Bildung

300.000 Jugendliche verweigern den Schulbesuch

Nach Expertenmeinung weigern sich 300.000 Kinder und Jugendliche jedes Jahr in Deutschland, die Schule regelmäßig zu besuchen. Das gilt besonders für Schüler von Haupt- und Förderschulen. Die Gründe sind vielfältig. Die Grenze zwischen harmlosem Schwänzen und Verweigerung ist fließend.

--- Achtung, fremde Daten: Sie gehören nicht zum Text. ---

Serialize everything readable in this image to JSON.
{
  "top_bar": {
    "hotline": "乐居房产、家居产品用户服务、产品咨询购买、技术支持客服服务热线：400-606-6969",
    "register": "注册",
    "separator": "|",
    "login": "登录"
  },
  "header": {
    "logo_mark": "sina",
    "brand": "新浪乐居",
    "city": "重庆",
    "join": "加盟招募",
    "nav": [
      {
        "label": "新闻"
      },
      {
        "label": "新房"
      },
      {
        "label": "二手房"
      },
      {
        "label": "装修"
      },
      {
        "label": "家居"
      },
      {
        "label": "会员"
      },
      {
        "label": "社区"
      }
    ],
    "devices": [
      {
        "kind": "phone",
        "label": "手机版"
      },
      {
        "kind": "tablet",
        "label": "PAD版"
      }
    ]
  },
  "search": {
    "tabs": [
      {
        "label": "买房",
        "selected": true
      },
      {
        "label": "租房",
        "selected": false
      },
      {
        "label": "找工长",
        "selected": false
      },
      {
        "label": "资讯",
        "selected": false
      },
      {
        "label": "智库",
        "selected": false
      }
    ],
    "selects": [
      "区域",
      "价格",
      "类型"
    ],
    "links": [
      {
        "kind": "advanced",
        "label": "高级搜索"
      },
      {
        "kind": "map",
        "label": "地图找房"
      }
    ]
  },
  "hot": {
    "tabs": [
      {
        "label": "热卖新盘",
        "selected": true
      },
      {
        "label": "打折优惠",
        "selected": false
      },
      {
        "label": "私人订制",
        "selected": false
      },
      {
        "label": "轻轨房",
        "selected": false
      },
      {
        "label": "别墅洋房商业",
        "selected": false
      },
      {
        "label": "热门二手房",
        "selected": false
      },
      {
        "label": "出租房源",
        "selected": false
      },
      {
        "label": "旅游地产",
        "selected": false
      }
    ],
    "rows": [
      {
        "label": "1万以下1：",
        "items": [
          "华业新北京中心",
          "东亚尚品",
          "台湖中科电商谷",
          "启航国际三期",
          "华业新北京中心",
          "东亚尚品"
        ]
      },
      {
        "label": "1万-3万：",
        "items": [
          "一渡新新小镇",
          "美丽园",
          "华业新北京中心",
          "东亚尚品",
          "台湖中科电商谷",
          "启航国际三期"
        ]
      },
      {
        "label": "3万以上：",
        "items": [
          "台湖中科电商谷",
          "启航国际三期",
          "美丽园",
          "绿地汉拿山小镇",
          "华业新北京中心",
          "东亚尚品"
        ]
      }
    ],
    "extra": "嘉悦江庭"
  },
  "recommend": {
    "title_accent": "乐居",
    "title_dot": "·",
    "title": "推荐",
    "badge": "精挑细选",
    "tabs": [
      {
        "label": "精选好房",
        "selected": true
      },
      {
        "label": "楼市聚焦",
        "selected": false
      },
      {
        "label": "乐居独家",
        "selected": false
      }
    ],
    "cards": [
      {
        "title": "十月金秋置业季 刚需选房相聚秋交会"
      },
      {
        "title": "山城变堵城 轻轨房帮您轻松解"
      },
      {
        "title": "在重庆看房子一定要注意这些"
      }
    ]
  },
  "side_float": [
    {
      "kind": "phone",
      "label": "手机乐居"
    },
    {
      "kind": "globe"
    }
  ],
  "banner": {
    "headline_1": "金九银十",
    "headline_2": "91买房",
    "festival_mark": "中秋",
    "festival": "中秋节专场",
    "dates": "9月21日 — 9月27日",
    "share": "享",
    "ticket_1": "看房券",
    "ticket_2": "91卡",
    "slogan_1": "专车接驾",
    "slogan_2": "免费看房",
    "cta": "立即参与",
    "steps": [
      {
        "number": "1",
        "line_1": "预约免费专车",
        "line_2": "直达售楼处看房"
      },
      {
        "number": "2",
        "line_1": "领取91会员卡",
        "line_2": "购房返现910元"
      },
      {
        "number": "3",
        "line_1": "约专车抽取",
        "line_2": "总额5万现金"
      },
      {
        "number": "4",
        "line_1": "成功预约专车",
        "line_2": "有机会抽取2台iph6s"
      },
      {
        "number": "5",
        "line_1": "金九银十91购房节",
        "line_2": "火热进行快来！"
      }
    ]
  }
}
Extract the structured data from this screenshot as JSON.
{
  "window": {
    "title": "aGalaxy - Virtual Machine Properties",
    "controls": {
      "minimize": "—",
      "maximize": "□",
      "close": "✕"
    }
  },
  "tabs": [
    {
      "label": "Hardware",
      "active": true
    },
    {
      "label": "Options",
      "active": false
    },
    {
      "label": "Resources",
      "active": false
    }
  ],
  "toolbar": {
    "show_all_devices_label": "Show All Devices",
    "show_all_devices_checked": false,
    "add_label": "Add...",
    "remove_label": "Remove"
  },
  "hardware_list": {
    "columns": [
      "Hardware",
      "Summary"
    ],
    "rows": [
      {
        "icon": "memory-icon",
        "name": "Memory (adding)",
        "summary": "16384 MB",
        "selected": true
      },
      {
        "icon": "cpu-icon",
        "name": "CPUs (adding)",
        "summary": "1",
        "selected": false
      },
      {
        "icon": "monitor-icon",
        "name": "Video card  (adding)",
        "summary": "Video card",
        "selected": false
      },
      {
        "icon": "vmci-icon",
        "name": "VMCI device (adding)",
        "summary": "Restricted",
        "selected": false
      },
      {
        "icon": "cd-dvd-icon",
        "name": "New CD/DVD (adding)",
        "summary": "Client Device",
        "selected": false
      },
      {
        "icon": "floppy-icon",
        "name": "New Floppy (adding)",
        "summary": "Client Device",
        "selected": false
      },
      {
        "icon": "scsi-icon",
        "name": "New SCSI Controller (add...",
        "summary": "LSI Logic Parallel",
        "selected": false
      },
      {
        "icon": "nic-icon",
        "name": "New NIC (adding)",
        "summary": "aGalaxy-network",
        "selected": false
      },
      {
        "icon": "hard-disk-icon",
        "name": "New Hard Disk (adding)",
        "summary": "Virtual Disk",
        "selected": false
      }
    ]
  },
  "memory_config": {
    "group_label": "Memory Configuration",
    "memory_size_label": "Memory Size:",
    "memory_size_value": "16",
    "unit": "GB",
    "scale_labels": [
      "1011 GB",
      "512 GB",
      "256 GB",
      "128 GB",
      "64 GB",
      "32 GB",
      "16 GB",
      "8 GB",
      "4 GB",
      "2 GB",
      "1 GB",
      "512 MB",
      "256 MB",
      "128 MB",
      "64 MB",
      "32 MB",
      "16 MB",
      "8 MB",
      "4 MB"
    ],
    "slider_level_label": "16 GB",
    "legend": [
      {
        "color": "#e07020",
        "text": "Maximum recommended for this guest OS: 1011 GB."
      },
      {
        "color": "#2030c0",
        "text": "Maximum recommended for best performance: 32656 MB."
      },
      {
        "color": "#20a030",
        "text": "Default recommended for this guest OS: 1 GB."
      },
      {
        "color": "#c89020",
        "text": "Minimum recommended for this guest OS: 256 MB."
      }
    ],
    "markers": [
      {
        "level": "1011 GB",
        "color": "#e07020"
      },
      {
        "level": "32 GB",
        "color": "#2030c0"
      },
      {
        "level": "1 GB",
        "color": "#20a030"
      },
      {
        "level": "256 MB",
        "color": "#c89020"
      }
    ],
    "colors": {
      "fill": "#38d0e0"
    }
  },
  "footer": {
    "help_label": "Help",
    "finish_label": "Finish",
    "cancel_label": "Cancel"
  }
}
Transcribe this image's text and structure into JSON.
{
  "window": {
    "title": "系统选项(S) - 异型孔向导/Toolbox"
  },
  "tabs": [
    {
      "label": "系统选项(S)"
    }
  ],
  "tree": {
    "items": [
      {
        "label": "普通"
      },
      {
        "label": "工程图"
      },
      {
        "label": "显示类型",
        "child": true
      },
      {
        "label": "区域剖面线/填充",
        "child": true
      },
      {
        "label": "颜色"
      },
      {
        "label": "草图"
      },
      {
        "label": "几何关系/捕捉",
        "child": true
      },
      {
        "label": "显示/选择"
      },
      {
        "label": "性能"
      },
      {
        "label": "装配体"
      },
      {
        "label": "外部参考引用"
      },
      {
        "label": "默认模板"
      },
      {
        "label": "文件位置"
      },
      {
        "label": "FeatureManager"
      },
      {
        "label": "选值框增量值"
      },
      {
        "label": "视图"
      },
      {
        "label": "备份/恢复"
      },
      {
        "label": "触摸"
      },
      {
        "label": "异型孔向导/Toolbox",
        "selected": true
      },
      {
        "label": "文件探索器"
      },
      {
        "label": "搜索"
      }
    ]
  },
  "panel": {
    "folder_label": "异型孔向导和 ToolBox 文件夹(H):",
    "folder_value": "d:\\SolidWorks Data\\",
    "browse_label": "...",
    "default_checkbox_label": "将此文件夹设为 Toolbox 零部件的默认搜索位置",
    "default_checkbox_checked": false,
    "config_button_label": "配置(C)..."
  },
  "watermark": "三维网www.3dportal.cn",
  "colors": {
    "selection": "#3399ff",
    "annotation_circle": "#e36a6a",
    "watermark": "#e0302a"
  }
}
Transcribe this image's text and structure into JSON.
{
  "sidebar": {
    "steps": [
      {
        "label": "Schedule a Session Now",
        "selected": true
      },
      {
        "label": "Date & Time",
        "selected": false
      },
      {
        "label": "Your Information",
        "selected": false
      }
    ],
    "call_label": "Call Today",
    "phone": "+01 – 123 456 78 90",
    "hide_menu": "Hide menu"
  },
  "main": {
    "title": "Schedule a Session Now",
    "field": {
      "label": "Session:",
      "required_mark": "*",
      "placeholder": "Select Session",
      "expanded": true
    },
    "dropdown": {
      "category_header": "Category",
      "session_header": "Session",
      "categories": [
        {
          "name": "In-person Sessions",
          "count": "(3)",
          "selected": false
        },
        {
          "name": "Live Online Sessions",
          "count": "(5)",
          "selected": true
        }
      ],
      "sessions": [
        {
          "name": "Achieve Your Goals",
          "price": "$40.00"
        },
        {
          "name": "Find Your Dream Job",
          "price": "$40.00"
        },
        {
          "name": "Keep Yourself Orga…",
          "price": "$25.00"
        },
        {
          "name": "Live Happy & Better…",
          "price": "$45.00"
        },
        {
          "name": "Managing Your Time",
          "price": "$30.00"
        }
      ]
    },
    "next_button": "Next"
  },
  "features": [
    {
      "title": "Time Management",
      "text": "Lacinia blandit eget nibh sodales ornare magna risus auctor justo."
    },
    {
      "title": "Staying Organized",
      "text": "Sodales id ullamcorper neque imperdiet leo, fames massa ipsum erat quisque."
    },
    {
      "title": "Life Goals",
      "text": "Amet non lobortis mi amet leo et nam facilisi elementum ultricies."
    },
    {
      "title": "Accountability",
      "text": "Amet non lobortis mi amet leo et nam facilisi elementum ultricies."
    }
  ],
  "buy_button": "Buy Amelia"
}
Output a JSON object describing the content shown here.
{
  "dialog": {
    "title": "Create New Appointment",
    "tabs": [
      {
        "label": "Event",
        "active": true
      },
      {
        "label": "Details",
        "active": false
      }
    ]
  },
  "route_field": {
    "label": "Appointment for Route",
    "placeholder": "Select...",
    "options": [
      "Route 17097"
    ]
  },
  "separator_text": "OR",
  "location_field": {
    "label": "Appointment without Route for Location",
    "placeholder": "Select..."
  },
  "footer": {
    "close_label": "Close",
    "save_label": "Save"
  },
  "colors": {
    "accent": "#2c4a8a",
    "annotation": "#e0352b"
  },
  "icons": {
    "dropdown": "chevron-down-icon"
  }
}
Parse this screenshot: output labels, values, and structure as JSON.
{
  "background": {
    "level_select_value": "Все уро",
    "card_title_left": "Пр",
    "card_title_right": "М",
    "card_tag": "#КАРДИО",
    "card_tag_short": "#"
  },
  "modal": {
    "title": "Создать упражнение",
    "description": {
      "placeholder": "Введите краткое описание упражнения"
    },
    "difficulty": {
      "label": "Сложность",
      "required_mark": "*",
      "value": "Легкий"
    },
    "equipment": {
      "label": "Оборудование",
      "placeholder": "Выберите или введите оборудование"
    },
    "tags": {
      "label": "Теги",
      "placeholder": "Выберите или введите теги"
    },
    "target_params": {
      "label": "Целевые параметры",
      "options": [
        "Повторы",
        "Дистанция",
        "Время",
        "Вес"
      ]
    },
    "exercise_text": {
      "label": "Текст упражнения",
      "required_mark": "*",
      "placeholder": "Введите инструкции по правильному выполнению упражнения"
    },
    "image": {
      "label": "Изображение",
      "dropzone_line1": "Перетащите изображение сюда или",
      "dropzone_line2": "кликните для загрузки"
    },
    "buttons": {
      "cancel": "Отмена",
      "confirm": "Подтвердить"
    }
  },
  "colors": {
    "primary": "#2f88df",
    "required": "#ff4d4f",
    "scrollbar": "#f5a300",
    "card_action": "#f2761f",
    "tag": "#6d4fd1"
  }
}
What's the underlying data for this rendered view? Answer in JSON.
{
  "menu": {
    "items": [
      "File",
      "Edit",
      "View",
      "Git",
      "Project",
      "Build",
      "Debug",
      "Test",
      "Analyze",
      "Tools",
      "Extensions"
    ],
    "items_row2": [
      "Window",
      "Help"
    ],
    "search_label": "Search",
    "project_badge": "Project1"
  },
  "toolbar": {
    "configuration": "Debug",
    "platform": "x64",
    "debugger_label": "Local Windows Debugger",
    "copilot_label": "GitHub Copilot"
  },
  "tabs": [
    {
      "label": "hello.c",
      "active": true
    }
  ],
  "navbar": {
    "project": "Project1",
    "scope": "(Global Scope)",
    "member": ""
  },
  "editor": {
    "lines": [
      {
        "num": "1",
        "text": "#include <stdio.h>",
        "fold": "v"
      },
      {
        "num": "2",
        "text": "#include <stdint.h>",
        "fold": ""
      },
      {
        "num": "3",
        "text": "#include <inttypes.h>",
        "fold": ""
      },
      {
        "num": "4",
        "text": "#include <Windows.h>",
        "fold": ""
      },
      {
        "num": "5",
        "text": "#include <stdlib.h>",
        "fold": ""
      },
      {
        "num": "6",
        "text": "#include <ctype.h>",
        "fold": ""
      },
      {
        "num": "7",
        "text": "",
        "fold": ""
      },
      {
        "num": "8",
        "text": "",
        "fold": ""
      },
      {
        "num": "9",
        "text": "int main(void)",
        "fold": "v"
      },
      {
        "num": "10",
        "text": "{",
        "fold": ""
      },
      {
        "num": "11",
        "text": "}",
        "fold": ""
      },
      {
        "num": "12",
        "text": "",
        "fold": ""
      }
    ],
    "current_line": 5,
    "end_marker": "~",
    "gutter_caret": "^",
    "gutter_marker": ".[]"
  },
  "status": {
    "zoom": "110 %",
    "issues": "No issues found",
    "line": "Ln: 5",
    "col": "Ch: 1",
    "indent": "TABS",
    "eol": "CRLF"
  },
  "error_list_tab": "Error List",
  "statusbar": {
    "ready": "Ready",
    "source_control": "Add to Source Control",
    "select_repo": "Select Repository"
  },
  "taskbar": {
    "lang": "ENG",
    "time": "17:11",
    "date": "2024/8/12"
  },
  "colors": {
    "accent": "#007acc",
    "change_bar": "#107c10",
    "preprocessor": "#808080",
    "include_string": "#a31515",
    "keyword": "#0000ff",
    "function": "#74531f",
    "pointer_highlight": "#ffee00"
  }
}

Foto: picture-alliance/ dpa / dpa

Irgendwann ließ Birgit ihren Ranzen stehen. Sie wollte nicht mehr in die Schule gehen. Ihre Eltern waren ratlos und verzweifelt: „Was sollen denn die Leute denken?“. Die Leute redeten, tuschelten, regten sich schrecklich auf. Das 12-jährige Mädchen aber wollte nicht reden. Lehrer kamen, Ärzte. Ohne Erfolg. Als Birgit nach einigen Monaten wieder zur Schule ging, wusste keiner so recht, warum. Heute ist Birgit über 30 Jahre alt, hat Familie, aber im Dorf ist sie immer noch die, die nicht zur Schule ging.

Kinder und Jugendliche, die sich der Schule verweigern, gab es immer. Dass daran aber ein ganzes Dorf Anteil nimmt, passiert heute kaum noch. Wer fragt schon nach, wenn 13-Jährige während der Woche mittags am Dorfplatz, im Kaufhaus oder im Park rumhängen. In Großstädten ist das Bewusstsein dafür, dass dann etwas nicht in Ordnung ist, schon lange erodiert. „Mangelnde Sensibilität und die fehlende Bereitschaft hinzusehen, ist mit ein Grund dafür, dass es Schülerinnen und Schülern heute zu leicht gemacht wird, der Schule fern zu bleiben“, sagt Pädagogikprofessor Karlheinz Thimm von der Evangelischen Fachhochschule Berlin. Laut Thimm weigern sich 300.000 Kinder und Jugendliche jedes Jahr in Deutschland, die Schule regelmäßig zu besuchen. Das sind acht Prozent aller Schüler; eine horrende Zahl. Diese Kinder und Jugendlichen fehlen an mehr als zehn Tagen pro Schuljahr unentschuldigt.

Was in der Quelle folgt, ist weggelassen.